Breasts and the thyroid share two fundamental points in common. First, they both concentrate iodine through the sodium-iodide symporter (NIS), the same transport protein. Iodine is essential to breast health (it regulates cell proliferation and induces apoptosis of abnormal cells) as well as thyroid health. Second, they are both sensitive to estrogens, which stimulate cell proliferation in both tissues. An iodine deficiency and excess estrogens therefore affect the thyroid and breasts simultaneously.

02 Can iodine deficiency cause breast pain?
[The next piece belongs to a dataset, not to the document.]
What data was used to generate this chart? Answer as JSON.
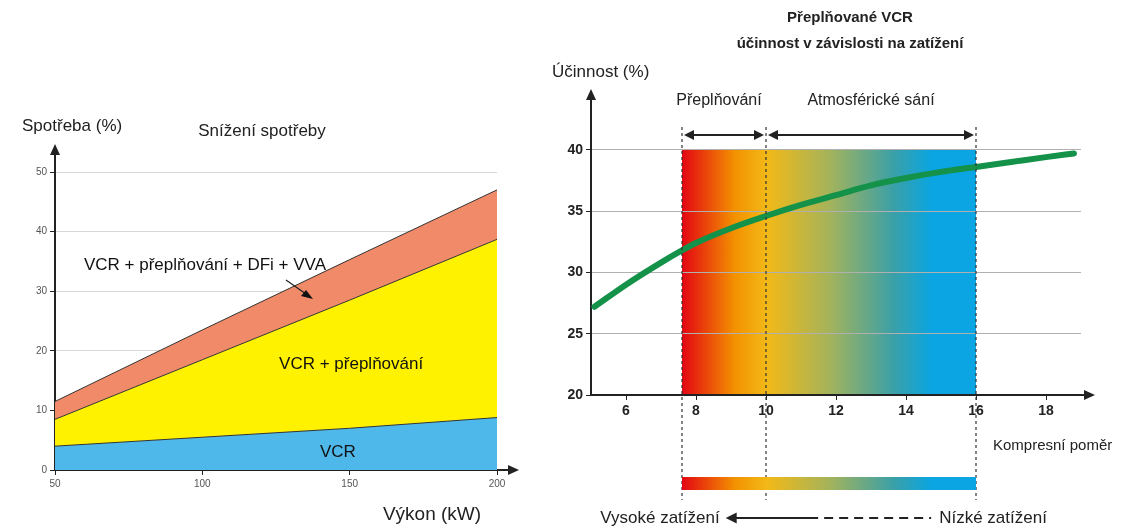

Yes. Iodine plays an anti-proliferative and anti-inflammatory role in breast tissue. When iodine is insufficient, breast cells proliferate in a disorderly manner, forming cysts and fibrous tissue. Clinical studies show that supplementation with molecular iodine (I2, non-ionic form) at 3 to 6 mg per day significantly reduces breast pain and nodularity in 65 to 74% of women within 3 to 6 months.

03 Is iodine safe in case of Hashimoto's?

The question is nuanced. Potassium iodide (KI) at high doses can worsen thyroid autoimmunity in Hashimoto patients by increasing TPO and therefore hydrogen peroxide production. Conversely, molecular iodine (I2, non-ionic form) is preferentially taken up by the breasts (not by the thyroid which prefers iodide) and could be used for the breasts without worsening Hashimoto's. This point remains debated and any iodine supplementation in a Hashimoto patient must be supervised with antibody monitoring.

04 Does coffee worsen fibrocystic breasts?

Yes, in many women. The methylxanthines contained in coffee, tea, chocolate and colas inhibit phosphodiesterase, which increases intracellular cAMP and stimulates breast cell proliferation. Studies show that complete elimination of methylxanthines for 2 to 6 months improves symptoms in 60 to 65% of women. It is often the first and most effective recommendation.

05 When should you worry about a breast mass?

The warning signs that require urgent consultation are a hard, fixed, painless mass that does not vary with the menstrual cycle (fibrocystic cysts are mobile, tender and vary with the cycle). Bloody or brownish nipple discharge (outside of breastfeeding). Skin or nipple retraction. A change in shape or size of only one breast. Axillary adenopathy (hard lymph node under the armpit). Any abnormality should be explored by mammography and/or breast ultrasound.